The voice just slays me. In my dreams there is some woman who somehow is a magic combination of Vienna Teng and Liz Phair who sounds like Elizabeth Fraser. I wake up before the song ends because it would mean I arrived in heaven and therefore died. Which they say you can't do in dreams, I guess.

Wait, I was talking about something here.

Andrea. Andrea used to love this song and felt like it expressed her feelings for Jacob. Now she has listened to it and really paid attention to the lyrics and realizes that it is not a very hopeful theme-bearing kind of a song.

The song is on repeat.

It is like six and a half minutes long, and a rough one to listen to even once, in my opinion.

This love
Doesn't have to feel love
Doesn't care to be love
It doesn't mean a thing
This love

It kills me when I hear it, but some people think I am dead inside these days, so this wouldn't really block me. It's kind of like how Kenny dies every week, you know?

Now as things turn out Andrea is mad at me because I have been getting her thinking about looking at the lyrics of songs -- to think about ways to get me out of my shell. So while listening to this song repeatedly she thought about this antisocial habit of mine and she started listening to the lyrics. and then, like the man who thinks he is blind for years only to find out that his hat was simply a bit too large, she realized that the song that she thought represented her deep feelings actually better represented the end of the relationship.

Aha, so now I know why she is mad at me, at least.

I could argue that this is not what I have been saying to try to defend myself. But she'll get that soon anyway and in the mentime I would have robbed her of what she is trying to do to make sense of it all. So I leave that whole track alone.

Instead I ask her what happened.

They had really been growing apart for some time. Well, closer sexually but apart emotionally. They both knew it but denied it, until they both realized that they couldn't keep pretending they didn't want anything different.

I've been there before. Denial (Da Nile) may be a river in egypt but it has tributaries flowing through many of our lives.

I put on another song, softly: Better Things by The Kinks, playing on SLOW in WMP (Ctrl+Shift+S is your friend).

I sing the second verse softly:

Here's wishing you the bluest sky
And hoping something better comes tomorrow
Hoping all the verses rhyme
And the very best of choruses to
Follow all the doubt and sadness
I know that better things are on their way

And then I turn the song down low. I think I made my point.

I can hear her smiling over the phone line. If you don't know what I mean by that then I probably wouldn't be able to explain it. I know that some of you know what I mean.

She tells me that I really suck, and that she didn't call to feel better. She called to yell at me.

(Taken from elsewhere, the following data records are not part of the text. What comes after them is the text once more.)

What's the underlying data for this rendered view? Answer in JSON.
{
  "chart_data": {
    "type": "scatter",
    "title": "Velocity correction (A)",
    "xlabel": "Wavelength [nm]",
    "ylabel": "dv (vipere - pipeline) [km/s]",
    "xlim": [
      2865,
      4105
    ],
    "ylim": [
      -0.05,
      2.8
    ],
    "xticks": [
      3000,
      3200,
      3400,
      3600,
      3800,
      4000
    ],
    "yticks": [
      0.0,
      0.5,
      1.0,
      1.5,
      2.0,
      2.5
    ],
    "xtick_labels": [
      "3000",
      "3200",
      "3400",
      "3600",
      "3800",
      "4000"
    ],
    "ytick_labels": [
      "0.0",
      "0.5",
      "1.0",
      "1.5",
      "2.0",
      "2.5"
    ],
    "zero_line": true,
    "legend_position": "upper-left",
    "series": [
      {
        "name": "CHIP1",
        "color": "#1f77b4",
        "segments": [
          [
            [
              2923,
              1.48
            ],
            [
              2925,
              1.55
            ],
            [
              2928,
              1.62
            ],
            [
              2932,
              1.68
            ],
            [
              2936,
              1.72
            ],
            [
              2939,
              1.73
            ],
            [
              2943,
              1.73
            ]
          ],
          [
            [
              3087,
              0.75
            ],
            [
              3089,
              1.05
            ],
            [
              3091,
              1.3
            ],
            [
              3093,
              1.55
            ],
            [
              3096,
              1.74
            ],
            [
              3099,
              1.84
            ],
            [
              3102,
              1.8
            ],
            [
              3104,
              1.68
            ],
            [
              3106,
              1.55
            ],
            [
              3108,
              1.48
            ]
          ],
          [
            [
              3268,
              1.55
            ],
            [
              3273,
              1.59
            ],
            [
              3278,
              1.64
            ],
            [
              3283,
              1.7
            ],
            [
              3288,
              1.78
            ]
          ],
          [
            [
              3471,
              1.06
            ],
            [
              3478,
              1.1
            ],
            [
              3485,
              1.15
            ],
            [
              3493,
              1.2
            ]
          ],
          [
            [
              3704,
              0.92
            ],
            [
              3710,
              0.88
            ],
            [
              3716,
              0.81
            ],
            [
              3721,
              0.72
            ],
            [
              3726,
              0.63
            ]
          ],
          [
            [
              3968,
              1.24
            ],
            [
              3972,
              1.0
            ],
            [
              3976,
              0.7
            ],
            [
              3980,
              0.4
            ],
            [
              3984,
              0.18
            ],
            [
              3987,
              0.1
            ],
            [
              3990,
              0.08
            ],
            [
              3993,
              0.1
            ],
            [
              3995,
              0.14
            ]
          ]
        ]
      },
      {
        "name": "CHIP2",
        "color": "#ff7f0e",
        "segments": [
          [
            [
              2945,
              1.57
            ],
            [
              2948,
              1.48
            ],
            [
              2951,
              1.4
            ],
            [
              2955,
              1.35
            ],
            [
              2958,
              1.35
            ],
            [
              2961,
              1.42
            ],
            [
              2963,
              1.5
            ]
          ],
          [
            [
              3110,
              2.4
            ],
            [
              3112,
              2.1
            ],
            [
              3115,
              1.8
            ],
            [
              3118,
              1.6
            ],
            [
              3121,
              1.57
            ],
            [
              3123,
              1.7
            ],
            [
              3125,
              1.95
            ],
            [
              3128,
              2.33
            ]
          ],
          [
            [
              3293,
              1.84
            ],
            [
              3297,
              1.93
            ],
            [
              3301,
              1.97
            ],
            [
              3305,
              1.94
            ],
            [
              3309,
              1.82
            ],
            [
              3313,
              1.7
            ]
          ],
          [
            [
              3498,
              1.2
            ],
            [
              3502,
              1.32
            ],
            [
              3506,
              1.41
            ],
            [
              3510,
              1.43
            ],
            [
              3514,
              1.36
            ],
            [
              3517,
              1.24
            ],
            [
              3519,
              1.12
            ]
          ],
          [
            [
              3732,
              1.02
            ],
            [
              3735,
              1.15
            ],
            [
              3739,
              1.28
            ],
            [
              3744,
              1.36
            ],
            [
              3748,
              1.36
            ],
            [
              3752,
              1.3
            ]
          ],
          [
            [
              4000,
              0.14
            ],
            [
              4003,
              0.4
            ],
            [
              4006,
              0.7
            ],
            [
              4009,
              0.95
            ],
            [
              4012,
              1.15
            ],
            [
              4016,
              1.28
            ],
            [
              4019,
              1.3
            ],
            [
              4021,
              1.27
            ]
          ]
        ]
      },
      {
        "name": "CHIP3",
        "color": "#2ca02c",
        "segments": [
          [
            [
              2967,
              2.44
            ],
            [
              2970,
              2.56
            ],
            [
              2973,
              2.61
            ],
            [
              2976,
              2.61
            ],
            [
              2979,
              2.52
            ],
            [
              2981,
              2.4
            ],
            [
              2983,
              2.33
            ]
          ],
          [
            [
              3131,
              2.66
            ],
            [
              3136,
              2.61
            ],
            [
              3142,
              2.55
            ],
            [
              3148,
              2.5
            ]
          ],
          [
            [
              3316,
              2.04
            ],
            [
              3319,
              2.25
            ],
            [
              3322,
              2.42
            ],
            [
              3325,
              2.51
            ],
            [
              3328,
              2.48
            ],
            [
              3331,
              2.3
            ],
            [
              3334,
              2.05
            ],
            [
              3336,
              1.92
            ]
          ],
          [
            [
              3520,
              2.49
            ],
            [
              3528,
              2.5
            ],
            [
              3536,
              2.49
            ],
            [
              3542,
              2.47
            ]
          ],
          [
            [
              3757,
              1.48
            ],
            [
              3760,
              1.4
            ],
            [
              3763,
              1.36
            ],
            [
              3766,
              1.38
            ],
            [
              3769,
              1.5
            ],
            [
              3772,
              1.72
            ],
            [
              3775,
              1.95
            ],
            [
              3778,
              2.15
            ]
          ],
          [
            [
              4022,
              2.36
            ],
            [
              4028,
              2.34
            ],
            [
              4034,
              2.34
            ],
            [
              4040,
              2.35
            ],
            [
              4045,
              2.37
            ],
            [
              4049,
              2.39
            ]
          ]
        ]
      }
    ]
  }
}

I tell her that I knew that. But even at night I can be productive, sometimes.

She thanks me, then curses me a bit.

We chat a bit longer, I request and receive permission to blog about the conversation, and here we are.

There is no good reason to blog any of this, but I decided I may as well do so. Sometimes a smile....


This blog brought to you by(U+0c78, aka TELUGU FRACTION DIGIT ZERO FOR ODD POWERS OF FOUR)


John Cowan on 3 Sep 2008 11:40 AM:

"Annoys the pig", please.

Listening to "troubles talk" is a bonding activity; women do it, and contribute their own troubles, not because they want solutions, but because they want to feel closer to each other.  (See Tannen's books, which are the best I know on the subject of how men and women communicate, at least partly because they are written by a sociolinguist rather than a sociologist or psychologist.)  Men's typical SOA (solution-oriented architecture) gets in the way of this.

Sometimes it runs the other way.  My wife Gale's friend Tom used to talk to her about his troubles, but when she reciprocated with her own troubles, he got annoyed with her for changing the subject.  Listening, especially active listening ("I think you're feeling ..."), isn't easy for anybody.

Jonathan Rascher on 3 Sep 2008 4:33 PM:

I believe that quote ends with "<i>annoys</i> the pig".